Derecho a las Mujeres y Población LGBTIQ+

Violencias en mujeres y población LGBTIQ+

Hablar de violencias basadas en género es mucho más que referirse a casos de agresión física o psicológica. Implica comprender que estas violencias tienen un origen estructural y que responden a formas históricas de organización social que han asignado diferentes niveles de poder, oportunidades y reconocimiento a las personas según su género.

El enfoque de género permite analizar estas desigualdades desde una perspectiva crítica. Se trata de una herramienta conceptual que evidencia y cuestiona las jerarquías construidas entre los sexos dentro de sistemas sociales marcados por relaciones de poder, dominación y exclusión. Estas jerarquías no son naturales ni inevitables; son el resultado de procesos culturales, políticos, económicos e históricos que han definido los roles, comportamientos y expectativas que se consideran "adecuados" para mujeres, hombres y personas con identidades de género diversas.

¿Qué son las violencias basadas en género?

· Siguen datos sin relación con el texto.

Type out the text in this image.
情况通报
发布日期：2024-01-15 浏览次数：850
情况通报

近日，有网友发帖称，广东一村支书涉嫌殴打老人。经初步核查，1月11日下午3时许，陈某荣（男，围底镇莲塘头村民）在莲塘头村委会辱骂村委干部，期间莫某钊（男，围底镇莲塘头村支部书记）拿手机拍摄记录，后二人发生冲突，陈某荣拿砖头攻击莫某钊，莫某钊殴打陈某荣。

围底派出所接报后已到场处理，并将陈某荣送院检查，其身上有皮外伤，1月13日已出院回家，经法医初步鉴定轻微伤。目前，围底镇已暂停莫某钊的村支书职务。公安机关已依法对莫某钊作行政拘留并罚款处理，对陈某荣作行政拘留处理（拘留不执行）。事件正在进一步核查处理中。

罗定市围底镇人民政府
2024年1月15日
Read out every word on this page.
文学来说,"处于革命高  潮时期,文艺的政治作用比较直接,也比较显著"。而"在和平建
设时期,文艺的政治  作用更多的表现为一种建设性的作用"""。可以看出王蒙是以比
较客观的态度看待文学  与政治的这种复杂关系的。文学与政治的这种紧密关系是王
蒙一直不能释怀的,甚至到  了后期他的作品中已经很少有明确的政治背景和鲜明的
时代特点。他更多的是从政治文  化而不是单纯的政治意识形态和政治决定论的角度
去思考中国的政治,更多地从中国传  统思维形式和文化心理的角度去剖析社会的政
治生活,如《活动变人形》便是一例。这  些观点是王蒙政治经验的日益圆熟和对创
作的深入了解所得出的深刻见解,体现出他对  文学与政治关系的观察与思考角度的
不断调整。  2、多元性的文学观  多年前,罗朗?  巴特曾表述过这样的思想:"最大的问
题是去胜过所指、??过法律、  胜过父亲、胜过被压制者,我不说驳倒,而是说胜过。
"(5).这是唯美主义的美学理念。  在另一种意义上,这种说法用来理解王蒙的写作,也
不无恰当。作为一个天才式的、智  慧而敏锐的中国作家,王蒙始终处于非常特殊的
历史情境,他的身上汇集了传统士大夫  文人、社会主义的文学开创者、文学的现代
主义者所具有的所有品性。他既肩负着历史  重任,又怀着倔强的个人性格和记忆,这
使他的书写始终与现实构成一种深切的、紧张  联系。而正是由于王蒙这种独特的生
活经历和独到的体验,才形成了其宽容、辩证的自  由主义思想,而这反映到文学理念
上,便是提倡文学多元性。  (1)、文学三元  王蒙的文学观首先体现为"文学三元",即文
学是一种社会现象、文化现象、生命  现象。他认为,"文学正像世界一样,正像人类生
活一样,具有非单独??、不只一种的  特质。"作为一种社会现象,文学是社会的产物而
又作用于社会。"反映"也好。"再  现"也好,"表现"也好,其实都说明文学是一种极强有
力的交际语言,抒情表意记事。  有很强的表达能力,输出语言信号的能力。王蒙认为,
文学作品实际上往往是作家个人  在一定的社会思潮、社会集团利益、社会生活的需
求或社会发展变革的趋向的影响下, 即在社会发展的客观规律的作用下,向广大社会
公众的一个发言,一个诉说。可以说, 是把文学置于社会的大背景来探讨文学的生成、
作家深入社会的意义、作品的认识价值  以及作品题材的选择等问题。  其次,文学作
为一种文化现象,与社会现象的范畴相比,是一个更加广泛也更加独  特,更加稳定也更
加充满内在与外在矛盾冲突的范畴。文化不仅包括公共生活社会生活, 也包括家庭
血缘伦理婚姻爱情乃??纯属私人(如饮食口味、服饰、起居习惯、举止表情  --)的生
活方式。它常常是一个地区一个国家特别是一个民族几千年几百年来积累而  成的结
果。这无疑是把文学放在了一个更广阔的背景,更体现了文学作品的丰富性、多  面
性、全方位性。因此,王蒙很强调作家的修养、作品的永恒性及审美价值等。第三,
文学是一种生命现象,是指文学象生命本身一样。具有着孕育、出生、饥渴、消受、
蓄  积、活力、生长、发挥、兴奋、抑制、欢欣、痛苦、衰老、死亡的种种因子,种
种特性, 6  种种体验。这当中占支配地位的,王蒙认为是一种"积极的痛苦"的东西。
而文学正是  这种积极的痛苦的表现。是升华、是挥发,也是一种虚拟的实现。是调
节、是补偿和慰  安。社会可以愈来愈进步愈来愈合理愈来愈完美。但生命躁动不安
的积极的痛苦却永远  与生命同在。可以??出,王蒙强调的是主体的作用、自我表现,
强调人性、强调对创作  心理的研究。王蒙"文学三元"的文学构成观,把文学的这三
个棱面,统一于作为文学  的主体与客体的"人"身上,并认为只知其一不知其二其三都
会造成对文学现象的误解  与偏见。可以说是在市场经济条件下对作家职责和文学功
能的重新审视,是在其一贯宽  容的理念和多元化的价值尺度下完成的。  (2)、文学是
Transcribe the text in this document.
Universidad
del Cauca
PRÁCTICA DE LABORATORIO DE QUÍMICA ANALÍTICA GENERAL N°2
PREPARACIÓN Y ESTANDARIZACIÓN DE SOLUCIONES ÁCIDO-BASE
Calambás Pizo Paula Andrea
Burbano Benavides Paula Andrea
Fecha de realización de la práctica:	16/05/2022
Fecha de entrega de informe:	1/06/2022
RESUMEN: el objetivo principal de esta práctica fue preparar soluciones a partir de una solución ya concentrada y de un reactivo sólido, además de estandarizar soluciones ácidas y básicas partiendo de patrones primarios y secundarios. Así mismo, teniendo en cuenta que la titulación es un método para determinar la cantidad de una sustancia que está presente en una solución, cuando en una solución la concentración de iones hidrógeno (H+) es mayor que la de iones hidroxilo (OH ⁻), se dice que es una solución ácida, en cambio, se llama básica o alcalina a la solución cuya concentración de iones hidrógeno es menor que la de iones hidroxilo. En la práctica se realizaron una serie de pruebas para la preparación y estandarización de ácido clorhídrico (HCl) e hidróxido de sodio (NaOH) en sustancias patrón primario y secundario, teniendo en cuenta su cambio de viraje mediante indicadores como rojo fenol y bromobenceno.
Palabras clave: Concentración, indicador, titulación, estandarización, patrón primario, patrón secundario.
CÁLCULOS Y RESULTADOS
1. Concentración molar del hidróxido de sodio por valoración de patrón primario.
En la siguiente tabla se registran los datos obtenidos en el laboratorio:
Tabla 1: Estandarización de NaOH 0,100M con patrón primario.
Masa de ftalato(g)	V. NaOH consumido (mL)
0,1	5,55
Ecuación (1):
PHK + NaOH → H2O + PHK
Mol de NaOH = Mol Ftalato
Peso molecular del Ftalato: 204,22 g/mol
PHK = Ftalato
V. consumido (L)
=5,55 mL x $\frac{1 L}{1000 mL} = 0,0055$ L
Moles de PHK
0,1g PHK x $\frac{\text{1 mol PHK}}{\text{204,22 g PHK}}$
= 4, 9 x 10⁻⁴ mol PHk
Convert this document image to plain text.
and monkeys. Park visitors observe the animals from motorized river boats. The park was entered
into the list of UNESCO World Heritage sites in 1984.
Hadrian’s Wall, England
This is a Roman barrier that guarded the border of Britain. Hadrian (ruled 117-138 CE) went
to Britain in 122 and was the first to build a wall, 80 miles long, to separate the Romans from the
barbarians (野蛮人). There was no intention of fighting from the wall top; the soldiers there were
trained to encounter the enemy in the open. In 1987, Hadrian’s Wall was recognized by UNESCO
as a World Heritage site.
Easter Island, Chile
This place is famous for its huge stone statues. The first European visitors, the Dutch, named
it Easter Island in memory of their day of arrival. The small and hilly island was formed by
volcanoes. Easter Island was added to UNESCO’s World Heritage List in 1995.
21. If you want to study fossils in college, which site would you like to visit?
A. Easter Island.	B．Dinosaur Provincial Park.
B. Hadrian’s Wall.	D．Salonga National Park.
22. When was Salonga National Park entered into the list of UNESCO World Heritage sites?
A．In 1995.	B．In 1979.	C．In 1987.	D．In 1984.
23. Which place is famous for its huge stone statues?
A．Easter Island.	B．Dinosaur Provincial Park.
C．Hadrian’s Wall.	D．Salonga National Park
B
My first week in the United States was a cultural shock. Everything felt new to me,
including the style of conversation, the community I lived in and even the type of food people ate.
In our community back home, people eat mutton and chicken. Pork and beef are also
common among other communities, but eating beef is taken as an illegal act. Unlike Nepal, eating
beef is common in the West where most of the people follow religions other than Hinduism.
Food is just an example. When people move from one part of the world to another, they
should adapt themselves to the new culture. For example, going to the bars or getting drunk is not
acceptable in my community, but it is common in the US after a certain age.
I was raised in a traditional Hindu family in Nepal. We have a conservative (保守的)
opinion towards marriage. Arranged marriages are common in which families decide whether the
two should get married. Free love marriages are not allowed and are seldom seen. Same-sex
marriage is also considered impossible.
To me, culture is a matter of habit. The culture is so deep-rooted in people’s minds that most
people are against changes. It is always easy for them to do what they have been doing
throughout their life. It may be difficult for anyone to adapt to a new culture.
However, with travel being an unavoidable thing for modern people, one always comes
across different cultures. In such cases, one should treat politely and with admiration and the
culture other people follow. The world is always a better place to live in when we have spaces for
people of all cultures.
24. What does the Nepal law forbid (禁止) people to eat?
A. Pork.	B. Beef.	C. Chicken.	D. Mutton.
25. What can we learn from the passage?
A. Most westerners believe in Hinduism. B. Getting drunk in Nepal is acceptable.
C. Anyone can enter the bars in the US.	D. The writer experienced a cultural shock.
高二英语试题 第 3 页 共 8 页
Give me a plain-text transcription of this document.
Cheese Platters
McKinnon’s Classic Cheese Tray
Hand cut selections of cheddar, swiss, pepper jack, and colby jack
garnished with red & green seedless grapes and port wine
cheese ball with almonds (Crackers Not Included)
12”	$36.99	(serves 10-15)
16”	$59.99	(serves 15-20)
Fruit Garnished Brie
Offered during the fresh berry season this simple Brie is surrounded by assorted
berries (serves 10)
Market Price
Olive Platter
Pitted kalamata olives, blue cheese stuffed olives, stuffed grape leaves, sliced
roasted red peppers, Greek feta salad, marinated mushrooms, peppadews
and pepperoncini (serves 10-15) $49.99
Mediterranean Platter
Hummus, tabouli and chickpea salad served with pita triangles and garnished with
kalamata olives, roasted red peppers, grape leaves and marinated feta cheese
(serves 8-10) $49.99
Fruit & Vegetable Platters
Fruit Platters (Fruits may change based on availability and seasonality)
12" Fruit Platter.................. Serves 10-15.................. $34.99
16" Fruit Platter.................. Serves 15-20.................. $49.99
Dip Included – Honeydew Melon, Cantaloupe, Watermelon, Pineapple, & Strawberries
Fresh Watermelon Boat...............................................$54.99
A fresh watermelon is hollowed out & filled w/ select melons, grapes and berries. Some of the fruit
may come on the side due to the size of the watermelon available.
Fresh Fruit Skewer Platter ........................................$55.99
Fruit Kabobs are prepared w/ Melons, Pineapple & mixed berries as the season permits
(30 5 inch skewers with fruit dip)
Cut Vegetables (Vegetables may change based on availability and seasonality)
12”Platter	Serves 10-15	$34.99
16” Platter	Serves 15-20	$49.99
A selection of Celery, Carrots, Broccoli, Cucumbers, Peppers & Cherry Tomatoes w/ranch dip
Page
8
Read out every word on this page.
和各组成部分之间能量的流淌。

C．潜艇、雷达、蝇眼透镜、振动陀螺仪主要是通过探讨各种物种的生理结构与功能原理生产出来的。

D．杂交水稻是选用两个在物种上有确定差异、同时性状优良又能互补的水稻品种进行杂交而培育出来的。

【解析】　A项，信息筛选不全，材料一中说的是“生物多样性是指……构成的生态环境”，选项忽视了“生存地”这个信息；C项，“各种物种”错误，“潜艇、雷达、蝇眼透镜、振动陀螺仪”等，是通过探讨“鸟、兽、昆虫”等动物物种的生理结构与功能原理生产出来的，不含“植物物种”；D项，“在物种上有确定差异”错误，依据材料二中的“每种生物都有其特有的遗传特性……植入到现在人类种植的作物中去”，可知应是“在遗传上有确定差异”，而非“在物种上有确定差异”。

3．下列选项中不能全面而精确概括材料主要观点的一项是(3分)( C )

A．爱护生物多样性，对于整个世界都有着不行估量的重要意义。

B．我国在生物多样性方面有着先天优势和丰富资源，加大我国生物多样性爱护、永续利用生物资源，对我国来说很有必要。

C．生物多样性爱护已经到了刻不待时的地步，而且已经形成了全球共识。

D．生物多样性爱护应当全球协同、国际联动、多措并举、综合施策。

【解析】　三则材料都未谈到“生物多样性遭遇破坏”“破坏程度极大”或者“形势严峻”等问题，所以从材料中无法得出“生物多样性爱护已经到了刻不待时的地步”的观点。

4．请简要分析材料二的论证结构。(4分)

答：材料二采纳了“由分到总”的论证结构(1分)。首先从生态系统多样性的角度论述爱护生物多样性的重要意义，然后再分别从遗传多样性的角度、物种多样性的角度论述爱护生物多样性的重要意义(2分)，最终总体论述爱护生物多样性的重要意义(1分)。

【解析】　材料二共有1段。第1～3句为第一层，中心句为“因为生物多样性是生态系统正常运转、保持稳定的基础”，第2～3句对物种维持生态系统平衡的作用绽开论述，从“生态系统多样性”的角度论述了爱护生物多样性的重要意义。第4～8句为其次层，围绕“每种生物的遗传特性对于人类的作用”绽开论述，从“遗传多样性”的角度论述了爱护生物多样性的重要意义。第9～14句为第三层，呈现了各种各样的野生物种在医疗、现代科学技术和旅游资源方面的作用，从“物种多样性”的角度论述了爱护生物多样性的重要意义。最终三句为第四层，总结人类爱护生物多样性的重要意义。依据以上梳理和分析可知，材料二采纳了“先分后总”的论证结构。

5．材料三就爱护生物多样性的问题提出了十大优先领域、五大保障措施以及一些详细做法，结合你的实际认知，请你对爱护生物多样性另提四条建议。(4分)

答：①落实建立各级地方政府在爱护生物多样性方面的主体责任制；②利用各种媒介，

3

Las violencias basadas en género (VBG) son todas aquellas acciones u omisiones dirigidas contra una persona debido a su género, identidad de género, expresión de género u orientación sexual, que tienen como consecuencia daño físico, psicológico, sexual, económico o patrimonial, así como la limitación del ejercicio pleno de sus derechos y libertades.

Estas violencias no ocurren de manera aislada. Se encuentran profundamente relacionadas con una matriz de poder que reproduce desigualdades y privilegios, legitimando prácticas discriminatorias en distintos ámbitos de la vida cotidiana.

Por ello, comprender las VBG implica reconocer que no solo se manifiestan en actos de violencia directa, sino también en aquellas prácticas cotidianas que normalizan la discriminación, el control y la subordinación de determinadas personas o grupos.

La violencia también se aprende

Desde la infancia, la sociedad transmite mensajes sobre cómo "deben" comportarse hombres y mujeres. Los juguetes, los medios de comunicación, la escuela, la publicidad, las redes sociales e incluso algunas prácticas familiares reproducen estereotipos que limitan el desarrollo de las personas.

Cuando estos imaginarios asignan mayor autoridad, libertad o reconocimiento a un género sobre otro, se crean condiciones que favorecen diferentes formas de violencia.

Estas expresiones se materializan en:

  • La división sexual del trabajo.
  • La desigual distribución de las tareas de cuidado.
  • Las brechas salariales y laborales.
  • La discriminación por identidad u orientación sexual.
  • Los discursos que justifican el control sobre los cuerpos y las decisiones de las mujeres.
  • La exclusión de personas con identidades de género diversas de espacios sociales, educativos o laborales.

En otras palabras, las violencias basadas en género no son únicamente actos individuales; son el reflejo de estructuras sociales que perpetúan relaciones desiguales de poder.